On December 8, 2016, Michael V. LeVine, writing in Business Insider, criticized the site as part of a scientific fake news epidemic: "Snake-oil salesmen have pushed false cures since the dawn of medicine, and now websites like Natural News flood social media with dangerous anti-pharmaceutical, anti-vaccination and anti-GMO pseudoscience that puts millions at risk of contracting preventable illnesses."

== Notable claims and content ==
Natural News has made chemophobic claims about the purported dangers of "chemtrails", fluoridated drinking water, heavy metals, anti-perspirants, laundry detergent, monosodium glutamate (MSG), aspartame, and vaccines. The site has also spread conspiracy theories about the Zika virus being caused by genetically modified mosquitoes and the purported adverse effects of genetically modified crops, foods, and farming practices.

In 2011, Adams posted a report on Natural News which stated that many blueberry food products did not contain real blueberries.

In 2013, Adams posted an article describing what he saw when he examined Chicken McNuggets under a microscope. He said in the article that the patterns he saw included "dark black hair-like structures" and a round algae-like object.

On August 11, 2014, Natural News published a blog post promoting a homeopathic treatment for Ebola, which was met with harsh criticism from several commentators, and was taken down later that day. In a statement on the article, Natural News said that the blogger who posted the article, Ken Oftedal, was "under review" and that they did not condone anyone interacting with Ebola. However, as of August 20, 2014, the site was still featuring an article written by Adams promoting the use of herbal medicines to treat Ebola. Natural News was among the pseudoscience platforms which promoted hoaxes about the 2014 Ebola epidemic, including claims that an infected woman was found in Atlanta and that Ebola was a bioweapon.

In 2019, Natural News falsely claimed that wind turbines contribute more to climate change than fossil fuels.

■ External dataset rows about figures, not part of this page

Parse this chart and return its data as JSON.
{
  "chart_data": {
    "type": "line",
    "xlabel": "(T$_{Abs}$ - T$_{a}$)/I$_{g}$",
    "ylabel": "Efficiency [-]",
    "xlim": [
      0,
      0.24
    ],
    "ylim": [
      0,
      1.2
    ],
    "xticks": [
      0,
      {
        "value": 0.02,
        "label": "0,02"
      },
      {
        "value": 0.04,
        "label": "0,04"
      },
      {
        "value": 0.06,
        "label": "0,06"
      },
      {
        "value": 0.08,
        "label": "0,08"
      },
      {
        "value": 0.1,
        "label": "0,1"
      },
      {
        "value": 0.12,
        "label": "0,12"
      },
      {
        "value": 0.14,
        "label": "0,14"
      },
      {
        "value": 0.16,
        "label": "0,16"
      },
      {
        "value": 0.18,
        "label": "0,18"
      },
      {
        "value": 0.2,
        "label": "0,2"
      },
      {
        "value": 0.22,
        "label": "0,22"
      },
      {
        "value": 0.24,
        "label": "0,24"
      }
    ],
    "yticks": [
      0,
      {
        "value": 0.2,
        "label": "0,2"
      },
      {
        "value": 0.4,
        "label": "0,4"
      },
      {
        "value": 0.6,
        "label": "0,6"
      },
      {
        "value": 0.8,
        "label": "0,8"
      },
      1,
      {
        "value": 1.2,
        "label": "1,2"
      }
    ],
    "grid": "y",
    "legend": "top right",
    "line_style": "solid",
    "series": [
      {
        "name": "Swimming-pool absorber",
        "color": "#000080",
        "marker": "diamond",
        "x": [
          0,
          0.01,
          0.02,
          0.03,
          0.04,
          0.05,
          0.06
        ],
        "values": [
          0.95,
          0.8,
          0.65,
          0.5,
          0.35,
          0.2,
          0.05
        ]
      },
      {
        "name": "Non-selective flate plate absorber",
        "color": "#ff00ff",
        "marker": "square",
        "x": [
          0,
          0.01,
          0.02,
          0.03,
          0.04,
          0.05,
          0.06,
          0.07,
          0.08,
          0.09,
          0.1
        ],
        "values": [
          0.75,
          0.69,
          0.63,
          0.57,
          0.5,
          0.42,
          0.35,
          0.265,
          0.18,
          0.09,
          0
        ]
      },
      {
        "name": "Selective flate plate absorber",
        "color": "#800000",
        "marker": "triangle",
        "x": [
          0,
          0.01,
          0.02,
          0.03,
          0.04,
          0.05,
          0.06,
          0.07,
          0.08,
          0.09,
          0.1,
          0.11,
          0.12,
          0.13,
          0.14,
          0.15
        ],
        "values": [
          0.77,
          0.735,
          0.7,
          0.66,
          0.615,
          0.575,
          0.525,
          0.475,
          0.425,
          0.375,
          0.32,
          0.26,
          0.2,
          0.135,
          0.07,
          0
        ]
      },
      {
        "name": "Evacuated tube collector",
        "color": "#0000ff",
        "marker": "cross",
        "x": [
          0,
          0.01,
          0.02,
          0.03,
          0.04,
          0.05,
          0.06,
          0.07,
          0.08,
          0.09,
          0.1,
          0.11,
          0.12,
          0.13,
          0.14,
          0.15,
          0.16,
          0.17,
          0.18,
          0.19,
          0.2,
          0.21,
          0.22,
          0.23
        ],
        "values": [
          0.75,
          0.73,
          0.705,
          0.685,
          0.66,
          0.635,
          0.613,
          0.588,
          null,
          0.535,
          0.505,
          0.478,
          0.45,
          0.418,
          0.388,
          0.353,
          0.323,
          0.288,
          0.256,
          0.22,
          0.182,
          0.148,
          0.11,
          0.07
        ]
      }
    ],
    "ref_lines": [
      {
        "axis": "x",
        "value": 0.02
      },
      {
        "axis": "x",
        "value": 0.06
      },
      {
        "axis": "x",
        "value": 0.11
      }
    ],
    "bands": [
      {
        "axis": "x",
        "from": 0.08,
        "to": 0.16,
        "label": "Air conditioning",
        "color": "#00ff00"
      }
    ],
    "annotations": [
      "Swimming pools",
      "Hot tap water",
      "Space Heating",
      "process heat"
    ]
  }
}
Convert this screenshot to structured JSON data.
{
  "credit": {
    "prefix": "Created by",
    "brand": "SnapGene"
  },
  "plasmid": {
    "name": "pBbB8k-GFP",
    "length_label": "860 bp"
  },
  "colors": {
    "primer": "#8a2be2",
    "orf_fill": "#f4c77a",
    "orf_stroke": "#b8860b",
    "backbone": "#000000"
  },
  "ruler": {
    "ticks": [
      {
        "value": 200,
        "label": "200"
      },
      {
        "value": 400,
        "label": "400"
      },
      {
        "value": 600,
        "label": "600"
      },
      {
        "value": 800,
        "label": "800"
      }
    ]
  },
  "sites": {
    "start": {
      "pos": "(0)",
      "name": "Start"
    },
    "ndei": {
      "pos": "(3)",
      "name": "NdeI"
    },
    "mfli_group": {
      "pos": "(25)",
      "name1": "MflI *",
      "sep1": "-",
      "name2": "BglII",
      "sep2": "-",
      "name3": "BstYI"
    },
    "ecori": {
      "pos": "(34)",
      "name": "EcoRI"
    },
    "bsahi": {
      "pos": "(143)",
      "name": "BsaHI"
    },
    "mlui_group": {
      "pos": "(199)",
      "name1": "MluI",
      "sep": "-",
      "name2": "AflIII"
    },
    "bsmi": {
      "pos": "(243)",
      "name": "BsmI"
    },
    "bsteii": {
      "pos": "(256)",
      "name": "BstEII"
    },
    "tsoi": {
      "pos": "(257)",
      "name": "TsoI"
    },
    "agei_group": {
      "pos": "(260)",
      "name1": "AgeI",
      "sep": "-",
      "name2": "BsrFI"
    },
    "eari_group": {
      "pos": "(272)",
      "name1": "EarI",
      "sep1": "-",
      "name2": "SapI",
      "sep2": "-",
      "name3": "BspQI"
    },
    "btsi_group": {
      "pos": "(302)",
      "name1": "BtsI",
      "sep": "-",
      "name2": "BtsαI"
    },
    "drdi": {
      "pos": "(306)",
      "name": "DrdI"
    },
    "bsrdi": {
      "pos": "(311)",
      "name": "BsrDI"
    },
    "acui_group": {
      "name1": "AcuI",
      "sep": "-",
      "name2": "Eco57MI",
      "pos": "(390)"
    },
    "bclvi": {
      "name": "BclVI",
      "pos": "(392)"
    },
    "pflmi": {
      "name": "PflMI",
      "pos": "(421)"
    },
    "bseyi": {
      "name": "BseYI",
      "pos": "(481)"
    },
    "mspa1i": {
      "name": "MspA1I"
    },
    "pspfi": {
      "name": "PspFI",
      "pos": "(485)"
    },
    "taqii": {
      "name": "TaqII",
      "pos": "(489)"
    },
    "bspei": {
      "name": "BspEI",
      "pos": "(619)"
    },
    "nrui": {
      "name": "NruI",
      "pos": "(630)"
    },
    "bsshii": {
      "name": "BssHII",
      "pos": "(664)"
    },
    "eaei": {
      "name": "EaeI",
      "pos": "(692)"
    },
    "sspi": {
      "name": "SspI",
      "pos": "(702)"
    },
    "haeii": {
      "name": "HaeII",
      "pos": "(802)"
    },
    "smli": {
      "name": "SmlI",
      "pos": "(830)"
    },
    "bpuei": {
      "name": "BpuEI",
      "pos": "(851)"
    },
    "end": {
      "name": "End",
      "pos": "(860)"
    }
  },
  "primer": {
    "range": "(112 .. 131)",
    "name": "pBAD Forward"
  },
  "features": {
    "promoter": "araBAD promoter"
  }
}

A 2020 study by researchers from Northeastern, Harvard, Northwestern and Rutgers universities found that Natural News was among the top 5 most shared fake news domains in tweets related to COVID-19, the others being The Gateway Pundit, InfoWars, WorldNetDaily and Judicial Watch.

Natural News launched an AI chatbot called "Enoch" in 2025 that, according to Mike Adams, utilizes "a billion pages of content on alternative media."